Type 2 diabetes is becoming increasingly common. So, unsurprisingly, are many of the factors that cause it.
One of the best established of these causes is not something you would expect can contribute to type 2 diabetes.
It has nothing to do with unhealthy food, lack of exercise, obesity, or heart health. It is something that occurs almost exclusively at night.

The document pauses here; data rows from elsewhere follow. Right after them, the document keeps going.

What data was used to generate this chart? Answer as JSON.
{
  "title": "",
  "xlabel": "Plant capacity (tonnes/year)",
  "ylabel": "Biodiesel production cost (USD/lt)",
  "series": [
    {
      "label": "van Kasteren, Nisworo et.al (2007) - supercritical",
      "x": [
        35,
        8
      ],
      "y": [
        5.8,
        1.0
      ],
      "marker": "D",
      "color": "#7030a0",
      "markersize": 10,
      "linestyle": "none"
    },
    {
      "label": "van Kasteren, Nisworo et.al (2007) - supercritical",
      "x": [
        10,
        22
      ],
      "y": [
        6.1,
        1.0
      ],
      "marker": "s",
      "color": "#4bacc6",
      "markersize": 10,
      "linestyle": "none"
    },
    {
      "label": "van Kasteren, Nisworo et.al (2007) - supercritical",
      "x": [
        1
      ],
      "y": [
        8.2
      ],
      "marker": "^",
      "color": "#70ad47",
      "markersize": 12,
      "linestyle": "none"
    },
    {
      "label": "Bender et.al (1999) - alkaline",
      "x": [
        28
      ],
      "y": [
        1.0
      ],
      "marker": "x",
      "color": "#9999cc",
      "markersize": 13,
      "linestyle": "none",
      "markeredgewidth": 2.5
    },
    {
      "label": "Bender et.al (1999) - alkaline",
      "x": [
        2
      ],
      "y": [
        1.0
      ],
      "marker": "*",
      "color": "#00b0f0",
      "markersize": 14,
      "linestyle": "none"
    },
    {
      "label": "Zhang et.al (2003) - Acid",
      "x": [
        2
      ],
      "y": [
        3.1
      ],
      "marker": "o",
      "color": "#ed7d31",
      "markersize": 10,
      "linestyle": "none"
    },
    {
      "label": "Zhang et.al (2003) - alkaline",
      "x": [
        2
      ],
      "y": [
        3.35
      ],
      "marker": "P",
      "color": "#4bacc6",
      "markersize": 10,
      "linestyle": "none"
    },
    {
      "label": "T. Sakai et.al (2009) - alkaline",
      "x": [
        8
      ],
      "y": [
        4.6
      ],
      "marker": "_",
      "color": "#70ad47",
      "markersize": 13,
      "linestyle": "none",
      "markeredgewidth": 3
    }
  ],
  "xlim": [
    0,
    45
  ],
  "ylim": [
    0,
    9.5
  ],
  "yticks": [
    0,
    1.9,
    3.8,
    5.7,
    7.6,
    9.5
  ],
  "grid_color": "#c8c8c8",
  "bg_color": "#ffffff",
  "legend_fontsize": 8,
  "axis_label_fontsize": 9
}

Numerous reports published in academic journals prove that insomnia interferes with glucose metabolism and can even cause type 2 diabetes.
The first studies that found that sleep deprivation led to an increase in blood glucose levels were published in the 1960s and 1970s. They were criticized for restricting the subjects’ sleep to only four hours, which is less than most insomniacs sleep. Moreover, many experts disputed that such studies in an artificial laboratory setting can be generalized to the real world, but their conclusions that such sleep deprivation reduced glucose sensitivity by as much as 40 percent made a valuable contribution to the subject.
A 2007 report in the journal Sleep took results from the first National Health and Nutrition Examination Survey between 1982 and 1992 and calculated that people who slept five hours or less were more likely to develop type 2 diabetes than normal sleepers were.
This study was scientifically quite advanced, as it had the medical details of over 9,000 subjects and could therefore rule out obesity, physical activity levels, alcohol use, depression, and a whole range of other factors that could have caused the diabetes. After ruling out all other factors, they concluded that it was definitely the insomnia that caused it.
Similar studies with equally good scientific controls have been conducted on:
– 2,649 Japanese men for eight years (published in Diabetes Care in 2004),
– 6,599 nondiabetic Swedish men for approximately fifteen years (published in Diabetes Care in 2005)
– 4,140 and 4,129 non-diabetic German men and women (published in Diabetologia in 2005)
– and many more…
Therefore, the thesis that insomnia causes type 2 diabetes seems quite well established. If you sleep five hours or less on average, you have a larger risk of losing control over your blood glucose and developing type 2 diabetes.
But why does this happen?
Your night’s sleep can be divided into five stages: sleep stages one and two are light sleep, stages three and four are deep sleep, and stage five is REM sleep during which you dream. You get most of your important restorative sleep during the deep sleep of stages three and four.
Glucose metabolism is slower during deep sleep because your brain needs and uses very little energy. This is the sleep that insomniacs lack. Their bodies demand energy almost 24 hours a day, so their blood glucose must be maintained and their pancreases must continue to secrete insulin.
Remember that type 2 diabetes occurs when your blood glucose level and your insulin secretion are consistently so high that your body loses its sensitivity to insulin. If blood glucose and insulin secretion can never be dropped, as is the case with insomniacs, it is unsurprising that insulin insensitivity follows.
Other hormones responsible for increased blood glucose are also secreted in larger amounts if deep sleep is lacking, for example, growth hormone and cortisol.